After a while the broken hearted mom in that tiny dark room, holding her dying son – well – she asked for the baby fingernail clippers. Without the hint of a question in his eyes, dad moved into action, rummaging around in the overstuffed closet and found them in a pale blue gift bag, covered with storks and little angels. Out of the bag spilled a handful of baby shower gifts, – bottle-brushes, diaper ointment, rattles – the gifts of life, of a future that will never be. Dad deftly unwrapped the clippers and brought the little steel promise over to mom and she said to him, “No, I need you to.” And there they were, dad tenderly clipping the nails of his dying son, mom’s hand cupping his tiny head, mom cried and dad 19 and pimply, with a look of wise, pure love – clipped. Pastor Bobby and I looked away, stepped back from this intimate moment, a moment that felt so futile and so holy. Those things that are important in the days, hours and minutes before the death of our beloved – those are the things to which we are called to orient our whole lives in the face of the certainty of a death that will claim us all. We are called, as co-workers in creation with God – to walk along side and be a tangible reminder that those who suffer and those who are grieving are loved and valued by God.
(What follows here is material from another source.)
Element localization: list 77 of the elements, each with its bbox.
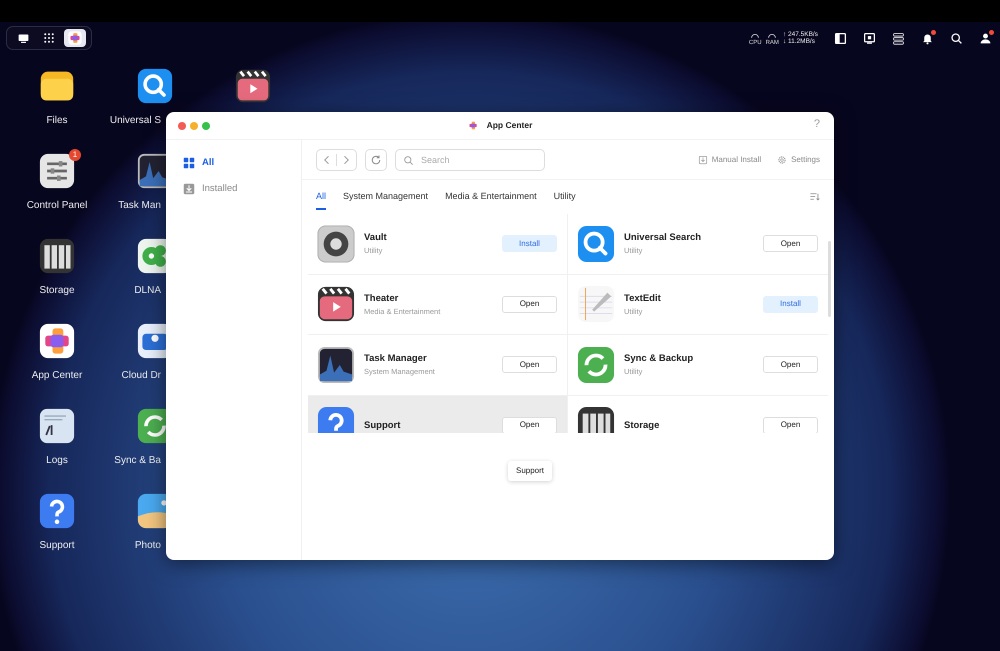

Rather than notions of a transactional, vending machine God, who steps in and intervenes to save the innocent, cure cancer or stop the murderous rampage – we cling instead to the notion that God walks along side us in our suffering. Our holy companion on every journey even unto death – for God has walked all the way to death too. All the way and beyond. And that is where we are, in Gods loving embrace, that is where baby Mark, wrapped in the shawl of God’s love, – in life, into death and beyond. For I am convinced that neither death, nor life, nor angels, nor rulers, nor things present, nor things to come, nor powers, nor height, nor depth, nor anything else in all creation, will be able to separate us from the love of God in Christ Jesus our Lord.